The findings, published today in PLoS Genetics journal, could have implications for understanding and treating many diseases at cell level, including cancer, caused when the cell starts to function incorrectly.
In order truly to understand how a cell works, and how it goes wrong, scientists must have an accurate picture of how the active genes in a normal healthy cell interact.
Dr Robert Kelsh from the Department of Biology and Biochemistry has been working on the project. He said: “Traditionally cells have been studied purely through genetic approaches. We took a rather novel approach, combining traditional genetics with mathematical modelling to allow a far more rigorous appraisal of our understanding of how the cell works.”
Geneticists produce genetic diagrams of cells which can very quickly become extremely complicated and impossible to read by intuition alone.
Dr Kelsh worked with a colleague from the Department of Mathematical Sciences, Dr Rocco, to incorporate mathematical modelling in his study of the cell. This approach restrains the researcher’s intuition about the genetic architecture of the cell and forces them to look rigorously at what the genetic diagram actually implies.

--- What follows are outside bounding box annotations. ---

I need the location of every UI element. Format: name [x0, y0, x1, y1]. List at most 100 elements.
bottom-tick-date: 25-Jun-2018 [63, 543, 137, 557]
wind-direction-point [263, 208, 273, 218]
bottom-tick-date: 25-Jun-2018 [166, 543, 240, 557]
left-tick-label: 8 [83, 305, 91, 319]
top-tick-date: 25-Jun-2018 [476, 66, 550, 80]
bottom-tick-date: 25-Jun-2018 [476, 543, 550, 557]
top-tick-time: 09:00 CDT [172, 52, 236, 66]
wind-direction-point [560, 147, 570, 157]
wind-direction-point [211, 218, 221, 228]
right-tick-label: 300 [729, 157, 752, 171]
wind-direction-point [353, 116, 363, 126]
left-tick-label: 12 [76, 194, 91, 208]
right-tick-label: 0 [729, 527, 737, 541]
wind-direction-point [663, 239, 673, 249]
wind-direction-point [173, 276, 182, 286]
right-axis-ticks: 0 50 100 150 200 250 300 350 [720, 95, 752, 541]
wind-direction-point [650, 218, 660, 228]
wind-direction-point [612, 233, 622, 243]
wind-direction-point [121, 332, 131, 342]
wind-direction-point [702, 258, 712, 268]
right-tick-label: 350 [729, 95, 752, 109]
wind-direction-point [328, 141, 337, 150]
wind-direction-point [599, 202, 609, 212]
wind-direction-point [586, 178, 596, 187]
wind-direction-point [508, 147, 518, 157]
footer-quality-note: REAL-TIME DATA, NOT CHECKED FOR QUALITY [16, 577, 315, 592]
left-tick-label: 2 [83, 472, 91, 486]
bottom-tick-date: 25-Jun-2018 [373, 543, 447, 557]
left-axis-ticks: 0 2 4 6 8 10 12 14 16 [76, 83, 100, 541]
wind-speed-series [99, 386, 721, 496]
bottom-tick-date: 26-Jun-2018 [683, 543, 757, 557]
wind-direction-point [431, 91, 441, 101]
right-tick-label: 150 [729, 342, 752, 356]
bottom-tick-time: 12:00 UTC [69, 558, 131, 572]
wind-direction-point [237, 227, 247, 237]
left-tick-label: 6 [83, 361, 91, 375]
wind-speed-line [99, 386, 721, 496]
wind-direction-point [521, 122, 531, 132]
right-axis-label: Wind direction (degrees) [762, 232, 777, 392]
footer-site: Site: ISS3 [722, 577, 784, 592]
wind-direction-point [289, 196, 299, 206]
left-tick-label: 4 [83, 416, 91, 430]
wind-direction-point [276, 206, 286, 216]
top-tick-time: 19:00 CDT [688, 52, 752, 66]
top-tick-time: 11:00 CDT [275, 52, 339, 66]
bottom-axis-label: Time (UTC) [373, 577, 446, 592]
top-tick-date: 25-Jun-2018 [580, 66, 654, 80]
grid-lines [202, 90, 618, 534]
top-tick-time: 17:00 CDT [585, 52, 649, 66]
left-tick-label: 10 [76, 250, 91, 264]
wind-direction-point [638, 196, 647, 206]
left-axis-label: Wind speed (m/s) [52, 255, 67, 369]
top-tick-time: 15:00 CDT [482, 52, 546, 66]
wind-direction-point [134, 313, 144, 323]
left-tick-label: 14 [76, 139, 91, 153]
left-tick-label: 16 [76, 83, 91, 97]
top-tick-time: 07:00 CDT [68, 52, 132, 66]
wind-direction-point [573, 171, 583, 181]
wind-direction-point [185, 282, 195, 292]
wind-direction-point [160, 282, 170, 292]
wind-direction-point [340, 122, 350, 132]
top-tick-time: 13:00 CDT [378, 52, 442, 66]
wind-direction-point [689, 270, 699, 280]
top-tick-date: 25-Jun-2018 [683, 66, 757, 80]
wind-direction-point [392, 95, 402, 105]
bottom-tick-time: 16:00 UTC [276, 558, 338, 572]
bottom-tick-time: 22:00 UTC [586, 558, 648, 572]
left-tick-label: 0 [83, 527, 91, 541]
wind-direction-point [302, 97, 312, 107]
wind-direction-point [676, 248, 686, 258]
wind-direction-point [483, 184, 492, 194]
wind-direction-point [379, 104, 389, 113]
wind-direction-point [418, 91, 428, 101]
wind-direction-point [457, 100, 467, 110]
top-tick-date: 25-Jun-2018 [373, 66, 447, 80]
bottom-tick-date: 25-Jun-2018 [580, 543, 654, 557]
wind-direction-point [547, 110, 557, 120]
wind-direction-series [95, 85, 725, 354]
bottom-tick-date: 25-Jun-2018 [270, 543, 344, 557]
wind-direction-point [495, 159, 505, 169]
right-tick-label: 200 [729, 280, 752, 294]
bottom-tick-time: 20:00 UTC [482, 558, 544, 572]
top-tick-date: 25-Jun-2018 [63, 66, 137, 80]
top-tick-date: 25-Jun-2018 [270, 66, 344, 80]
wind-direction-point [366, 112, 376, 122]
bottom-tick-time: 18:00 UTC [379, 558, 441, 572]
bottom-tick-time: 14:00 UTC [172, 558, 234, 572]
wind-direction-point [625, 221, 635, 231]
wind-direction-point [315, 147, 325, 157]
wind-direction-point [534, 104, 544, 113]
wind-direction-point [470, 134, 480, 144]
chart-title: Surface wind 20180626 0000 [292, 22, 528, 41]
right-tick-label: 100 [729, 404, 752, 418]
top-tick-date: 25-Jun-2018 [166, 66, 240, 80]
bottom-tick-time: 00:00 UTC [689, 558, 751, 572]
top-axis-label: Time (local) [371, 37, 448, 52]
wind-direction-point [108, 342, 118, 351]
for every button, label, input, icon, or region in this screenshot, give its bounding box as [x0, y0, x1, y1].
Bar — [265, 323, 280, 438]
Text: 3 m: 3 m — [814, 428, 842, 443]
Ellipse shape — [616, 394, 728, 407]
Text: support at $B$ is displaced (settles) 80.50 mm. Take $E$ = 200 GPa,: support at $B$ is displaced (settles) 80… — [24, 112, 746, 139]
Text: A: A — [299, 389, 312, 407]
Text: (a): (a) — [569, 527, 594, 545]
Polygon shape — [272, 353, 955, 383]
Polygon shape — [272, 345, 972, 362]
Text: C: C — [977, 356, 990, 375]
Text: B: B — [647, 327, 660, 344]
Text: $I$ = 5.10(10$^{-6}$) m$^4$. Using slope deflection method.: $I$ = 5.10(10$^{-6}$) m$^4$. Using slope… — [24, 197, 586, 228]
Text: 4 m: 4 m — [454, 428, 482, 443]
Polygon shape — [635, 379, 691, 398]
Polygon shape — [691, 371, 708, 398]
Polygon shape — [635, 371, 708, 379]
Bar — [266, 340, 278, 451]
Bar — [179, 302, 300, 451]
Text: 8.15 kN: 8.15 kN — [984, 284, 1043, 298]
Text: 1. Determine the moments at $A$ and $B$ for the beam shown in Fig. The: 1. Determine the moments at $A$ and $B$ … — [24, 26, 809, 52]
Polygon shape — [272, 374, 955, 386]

Dr Kelsh said: “We used our genetic data to draw an initial diagram and then applied mathematical modelling to it, to assess the mathematical predictions of that diagram. We then used existing and new experimental data to test those predictions; where necessary, we then rethought our understanding of the cell and redrew the diagram. We went through this process three times, creating a more accurate picture of the cell each time.”
The research team developed their technique through studying melanocyte (skin) cells, but say that it could easily be adapted by scientists studying other cells in the body and could help in developing a much clearer picture of what happens at a cell level when diseases occur.
Through understanding exactly what changes take place in melanocyte cells during the onset of diseases such as melanoma (skin cancer), scientists can work towards developing methods for reversing or preventing these changes, and halting the progression of the disease.
Dr Kelsh said: “This research is an on-going collaboration between mathematical modelling and biology. We are now looking in more detail at the core of the cell model we have come up with, and are hoping to secure additional funding to extend the research and further develop this combined-approach technique.”
The research paper, titled ‘An iterative genetic and dynamical modelling approach identifies novel features of the gene regulatory network underlying melanocyte development’, is available to read in full on the PLoS Genetics website.
The researchers gratefully acknowledge the BBSRC, the MRC, the Wellcome Trust, and the University of Bath for funding that contributed to this work.